Suara pelan dari arah samping mengalihkan fokus Eve yang sedang menunggu wanita tadi mencoba pakaian. Eve menghampiri salah satu rekan kerjanya.
“Aku masih bantu di sini dan lagi melayani pembeli” bisik Eve.
“Biar aku saja. Katanya Ranza, ini penting. Kamu ditunggu di pantry room.”
Wajah Eve mendadak tegang. Terang saja, ia tahu apa yang ingin dikatakan Ranza. Hari ini ia harusnya sudah mengembalikan uang butik. Tetapi sampai detik ini, uang itu tidak bisa ia dapatkan.
Eve mengangguk pelan. “Oh, baiklah. Aku segera ke sana.”
Kaki Eve melangkah pelan menuju pantry room. Dadanya berdebar dan perasaannya gelisah. Rasanya malu sekali jika harus membuat temannya kecewa. Tetapi Eve harus jujur dan berharap Ranza masih mau mengerti keadaannya.
“Aku sadar kalau aku nggak tahu malu. Dan aku janji, ini terakhir kali aku ngerepotin orang,” batinnya.
Tangan Eve mendorong pintu pantry room. Ia melihat Ranza berdiri, sambil bersandar pada meja di sana. tangannya memegang gelas kopi. Menatap kedatangan Eve dengan serius.
“Sorry Ran kalau nunggu lama.”
Ranza menggeleng. “Gimana, uangnya sudah bisa kamu transfer sekarang?”
Eve menggigit bibir bawah bagian dalam, seraya menggeleng pelan.
“Ran, aku minta waktu beberapa hari lagi ya. Dua hari, aku pasti bisa kembalikan uangnya.”
“Tapi gimana caranya? Sekarang saja kamu nggak bisa, apalagi nanti.”
Tangan Ranza langsung dipegang oleh Eve. “Enggak Ran, aku jamin. Dua hari lagi, uangnya pasti ada. Anak dari bibiku akan bantu cari uangnya.”
Melihat usaha Eve meyakinkan dirinya, membuat Ranza menghela napas. Tentu pekerjaannya menjadi taruhan karena rasa kemanusiaan.
“Jujur, sejak aku bantu kamu, aku nggak bisa tenang, Eve. Membayangkan bagaimana reaksi Miss Lady jika tahu apa yang aku lakukan untuk kamu,” ucap Ranza sendu. “Takut kalau niat baikku, justru buat aku kehilangan pekerjaan.”
“Ketakutan kamu nggak akan terjadi, Ran. Tolong percaya sama aku, ya.”
Ranza menatap Eve ragu. “Kita baru kenal tiga bulan Eve. Bagaimana kalau kamu kabur?”

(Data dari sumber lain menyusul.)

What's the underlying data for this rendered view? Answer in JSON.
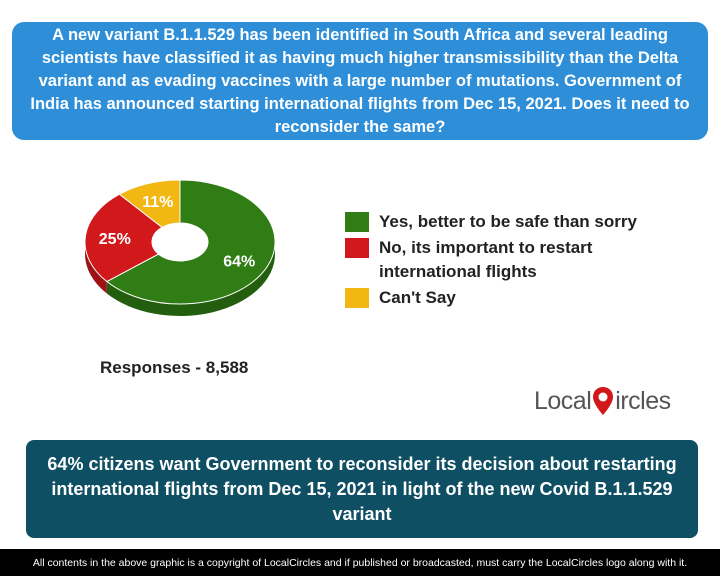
{
  "question": "A new variant B.1.1.529 has been identified in South Africa and several leading scientists have classified it as having much higher transmissibility than the Delta variant and as evading vaccines with a large number of mutations. Government of India has announced starting international flights from Dec 15, 2021. Does it need to reconsider the same?",
  "chart_data": {
    "type": "pie",
    "donut": true,
    "slices": [
      {
        "label": "Yes, better to be safe than sorry",
        "value": 64,
        "display": "64%",
        "color": "#2f7d14"
      },
      {
        "label": "No, its important to restart international flights",
        "value": 25,
        "display": "25%",
        "color": "#d1191c"
      },
      {
        "label": "Can't Say",
        "value": 11,
        "display": "11%",
        "color": "#f2b713"
      }
    ]
  },
  "responses": "Responses - 8,588",
  "logo": {
    "text_left": "Local",
    "text_right": "ircles",
    "pin_color": "#d1191c"
  },
  "summary": "64% citizens want Government to reconsider its decision about restarting international flights from Dec 15, 2021 in light of the new Covid B.1.1.529 variant",
  "footer": "All contents in the above graphic is a copyright of LocalCircles and if published or broadcasted, must carry the LocalCircles logo along with it."
}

Wajah Eve nampak kaget atas keraguan temannya. “Aku nggak sejahat itu, Ran. Belum pernah dalam hidupku, kabur dari tanggung jawab.”
Ranza tidak menjawab. Wajahnya masih belum menampakkan kelegaan atau percaya pada apa yang Eve ucapkan.
“Andai saja aku berani minta tolong sama Miss Lady dengan cara potong gaji, aku pasti lakukan itu. Sayang, aku terlalu takut.”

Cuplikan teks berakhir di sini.